Why did you keep going back?

As a child, I collected fairy stories with lots of beautiful illustrations, and I still do. When I saw the zone, I felt like I had returned to the world of my childhood. It reminded me of the magical lands in the books - a beautiful place that has been laid to waste by dragons. There's some incredible plant and animal life there, because the area was closed off for so long. But at the same time, you can still see the devastation in the landscape.

I thought I'd try to tell a story with photographs, show the path to this evil. The reactor is the evil, the dragon which has ravaged the area, and I am the knight who goes to find it.

Do you remember the disaster?

I was at school at the time and a lot was kept quiet, and no one knew what had happened exactly. The authorities said that it wasn't serious.

The only thing they told us was that we should wash ourselves. We just laughed at that. But they were right. If you get these tiny radioactive particles on your body, you have to keep washing, so they don't get into your skin.

Photo from the Chernobyl zone by Andrej Krementschouk
Today, the Chernobyl area is largely desolateImage: Krementschouk

You photographed the people who refused to leave the area after the explosion or those who have since returned. Why do they stay there?

It's peaceful there. The older people can escape modern Russia, with all its corruption and danger, and stay in a place where nothing much has changed since communism. Ironically, they feel safer there. It's a familiar place, where they can live in the past.

They see radiation as a psychological thing. Many of them say that a lot of people died because they gave themselves over to fear. Whether that's true or not is debatable. Alcoholism seems to be the real killer in the area.

The first person I talked to there was a woman working in a church just outside the zone. I asked her whether many people had died from the effects of radiation. She just looked at me and said "Do you know how many people here have died from drinking?" Lots of people in that area turn to vodka because they're bored and there's nothing else to do.

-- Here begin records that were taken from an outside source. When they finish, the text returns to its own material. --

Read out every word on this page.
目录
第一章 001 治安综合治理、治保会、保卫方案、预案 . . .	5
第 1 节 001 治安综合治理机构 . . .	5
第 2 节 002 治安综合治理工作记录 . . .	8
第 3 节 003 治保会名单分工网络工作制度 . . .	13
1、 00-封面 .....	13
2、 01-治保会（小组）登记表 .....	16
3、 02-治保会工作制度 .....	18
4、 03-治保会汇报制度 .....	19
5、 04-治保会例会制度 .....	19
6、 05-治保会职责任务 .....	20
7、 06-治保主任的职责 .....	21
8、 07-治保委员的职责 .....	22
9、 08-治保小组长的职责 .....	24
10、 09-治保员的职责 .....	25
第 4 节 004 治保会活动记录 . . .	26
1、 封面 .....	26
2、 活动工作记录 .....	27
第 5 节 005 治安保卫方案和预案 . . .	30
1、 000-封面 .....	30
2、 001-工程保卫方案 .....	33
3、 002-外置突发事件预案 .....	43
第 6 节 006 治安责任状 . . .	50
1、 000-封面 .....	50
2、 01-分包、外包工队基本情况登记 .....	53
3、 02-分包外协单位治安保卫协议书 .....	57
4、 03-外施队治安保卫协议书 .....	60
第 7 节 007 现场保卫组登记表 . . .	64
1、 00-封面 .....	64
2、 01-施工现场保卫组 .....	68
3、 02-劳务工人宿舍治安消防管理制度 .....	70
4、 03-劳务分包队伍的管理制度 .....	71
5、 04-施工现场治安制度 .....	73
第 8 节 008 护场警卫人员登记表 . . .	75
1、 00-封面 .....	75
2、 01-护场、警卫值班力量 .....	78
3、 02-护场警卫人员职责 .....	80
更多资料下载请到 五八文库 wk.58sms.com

You say that in the zone you rediscovered the country in which you were born. Are you nostalgic for the USSR?

There are things that I miss a lot. It's tragic that we have lost our country. It's a shame that we destroyed everything without thinking ahead or creating an economic basis for what we wanted. A lot was wrong with the Soviet Union, but there was a phase, post-communism, when we thought that everything was bad. We had no plan.

We are in this situation because we've just gone on, without a plan, in a country that actually had everything. It had so many clever, educated people and so many resources. But we're poor because we haven't moved on from where we were when everything collapsed.